You are viewing a plain text version of this content. The canonical link for it is here.
Posted to user@couchdb.apache.org by Jeff Hinrichs - DM&T <je...@dundeemt.com> on 2009/02/27 15:13:25 UTC

Replication is Failing is this a known problem?

Attempting to replicate a database with largish attachments (<= ~18MB
of attachments in a doc, less thatn 200 docs)  from one machine to
another fails consistently and at the same point.

Scenario:
Both servers are running from HEAD and I've been tracking for some
time.  This problem has been around as long as I've been using couch.
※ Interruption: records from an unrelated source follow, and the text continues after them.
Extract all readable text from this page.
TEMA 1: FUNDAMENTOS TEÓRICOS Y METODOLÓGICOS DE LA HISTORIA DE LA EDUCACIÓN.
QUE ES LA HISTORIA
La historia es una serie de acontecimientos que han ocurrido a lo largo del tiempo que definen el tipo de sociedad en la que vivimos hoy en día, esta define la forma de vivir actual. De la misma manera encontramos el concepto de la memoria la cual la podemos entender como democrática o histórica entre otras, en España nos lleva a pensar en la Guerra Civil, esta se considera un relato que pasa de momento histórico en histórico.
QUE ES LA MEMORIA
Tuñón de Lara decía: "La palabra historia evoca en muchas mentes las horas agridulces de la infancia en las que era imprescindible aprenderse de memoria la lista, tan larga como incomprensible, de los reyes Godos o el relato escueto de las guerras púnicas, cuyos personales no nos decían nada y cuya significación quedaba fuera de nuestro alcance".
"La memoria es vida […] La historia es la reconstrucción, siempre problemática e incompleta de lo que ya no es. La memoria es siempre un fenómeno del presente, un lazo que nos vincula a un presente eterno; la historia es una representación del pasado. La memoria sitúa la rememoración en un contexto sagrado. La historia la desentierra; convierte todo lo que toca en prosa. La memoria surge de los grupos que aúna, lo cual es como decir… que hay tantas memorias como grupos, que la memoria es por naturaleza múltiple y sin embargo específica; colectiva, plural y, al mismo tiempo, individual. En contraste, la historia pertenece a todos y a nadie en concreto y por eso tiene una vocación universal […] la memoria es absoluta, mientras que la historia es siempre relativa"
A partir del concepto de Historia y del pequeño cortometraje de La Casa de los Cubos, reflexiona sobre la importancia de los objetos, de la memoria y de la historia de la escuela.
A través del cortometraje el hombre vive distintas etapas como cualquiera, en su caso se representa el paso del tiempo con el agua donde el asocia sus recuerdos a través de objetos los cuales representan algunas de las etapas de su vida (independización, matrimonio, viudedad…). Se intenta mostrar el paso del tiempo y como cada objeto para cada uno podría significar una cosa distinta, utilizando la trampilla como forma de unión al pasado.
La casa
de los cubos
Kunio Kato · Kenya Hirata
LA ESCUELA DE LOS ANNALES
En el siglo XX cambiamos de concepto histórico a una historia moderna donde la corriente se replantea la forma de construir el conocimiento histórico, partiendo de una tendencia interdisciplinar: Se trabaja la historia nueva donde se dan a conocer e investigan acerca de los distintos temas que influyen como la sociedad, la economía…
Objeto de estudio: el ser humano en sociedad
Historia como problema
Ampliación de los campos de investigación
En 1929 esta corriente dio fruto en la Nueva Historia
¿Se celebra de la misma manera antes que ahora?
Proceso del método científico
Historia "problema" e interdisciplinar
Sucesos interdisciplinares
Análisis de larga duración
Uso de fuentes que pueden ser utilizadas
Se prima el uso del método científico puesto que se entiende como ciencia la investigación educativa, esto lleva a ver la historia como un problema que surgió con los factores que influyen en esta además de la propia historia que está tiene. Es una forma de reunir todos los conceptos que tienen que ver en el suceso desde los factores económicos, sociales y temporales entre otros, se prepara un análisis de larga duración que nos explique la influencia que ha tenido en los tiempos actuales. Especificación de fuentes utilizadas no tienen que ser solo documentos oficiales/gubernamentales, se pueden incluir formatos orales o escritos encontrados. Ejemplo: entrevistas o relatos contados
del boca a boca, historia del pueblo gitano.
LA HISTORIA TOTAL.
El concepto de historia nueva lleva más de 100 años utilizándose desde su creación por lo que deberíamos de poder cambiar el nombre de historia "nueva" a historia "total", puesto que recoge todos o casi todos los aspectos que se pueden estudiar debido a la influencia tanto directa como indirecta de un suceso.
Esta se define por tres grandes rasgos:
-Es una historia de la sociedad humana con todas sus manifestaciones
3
Machine A holds the original database, Machine B is the server that is
doing a PULL replication

During the replication, Machine A starts showing the following
sporadically in the log:
[Fri, 27 Feb 2009 14:02:48 GMT] [debug] [<0.5902.3>] 'GET'
/delasco-invoices/INV00652429?revs=true&attachments=true&latest=true&open_revs=["425644723"]
{1,

                             1}
Headers: [{'Host',"192.168.2.52:5984"}]

[Fri, 27 Feb 2009 14:02:48 GMT] [error] [<0.5901.3>] Uncaught error in
HTTP request: {exit,normal}

[Fri, 27 Feb 2009 14:02:48 GMT] [debug] [<0.5901.3>] Stacktrace:
[{mochiweb_request,send,2},
             {couch_httpd,send_chunk,2},
             {couch_httpd_db,db_doc_req,3},
             {couch_httpd_db,do_db_req,2},
             {couch_httpd,handle_request,3},
             {mochiweb_http,headers,5},
             {proc_lib,init_p,5}]

[Fri, 27 Feb 2009 14:02:48 GMT] [debug] [<0.5901.3>] HTTPd 500 error response:
 {"error":"error","reason":"normal"}

As the replication continues, the frequency of these error "Uncaught
error in HTTP request: {exit,normal}"  increase.  Until the error is
being constantly repeated.  Then Machine B stops sending requests, no
mor log output, no errors, the last thing in Machine B's log file is:
[Fri, 27 Feb 2009 14:03:24 GMT] [info] [<0.20893.1>] retrying
couch_rep HTTP get request due to {error, req_timedout}: [104,116,
                                                                   116,112,58,
                                                                   47,47,49,
                                                                   57,50,46,
                                                                   49,54,56,
                                                                   46,50,46,
                                                                   53,50,58,
                                                                   53,57,56,
                                                                   52,47,100,
                                                                   101,108,97,
                                                                   115,99,111,
                                                                   45,105,110,
                                                                   118,111,
                                                                   105,99,101,
                                                                   115,47,73,
                                                                   78,86,48,
                                                                   48,54,53,
                                                                   50,49,51,
                                                                   56,63,114,
                                                                   101,118,
                                                                   115,61,116,
                                                                   114,117,
                                                                   101,38,97,
                                                                   116,116,97,
                                                                   99,104,109,
                                                                   101,110,
                                                                   116,115,61,
                                                                   116,114,
                                                                   117,101,38,
                                                                   108,97,116,
                                                                   101,115,
                                                                   116,61,116,
                                                                   114,117,
                                                                   101,38,111,
                                                                   112,101,
                                                                   110,95,114,
                                                                   101,118,
                                                                   115,61,91,
                                                                   34,

<<"3070455362">>,
                                                                   34,93]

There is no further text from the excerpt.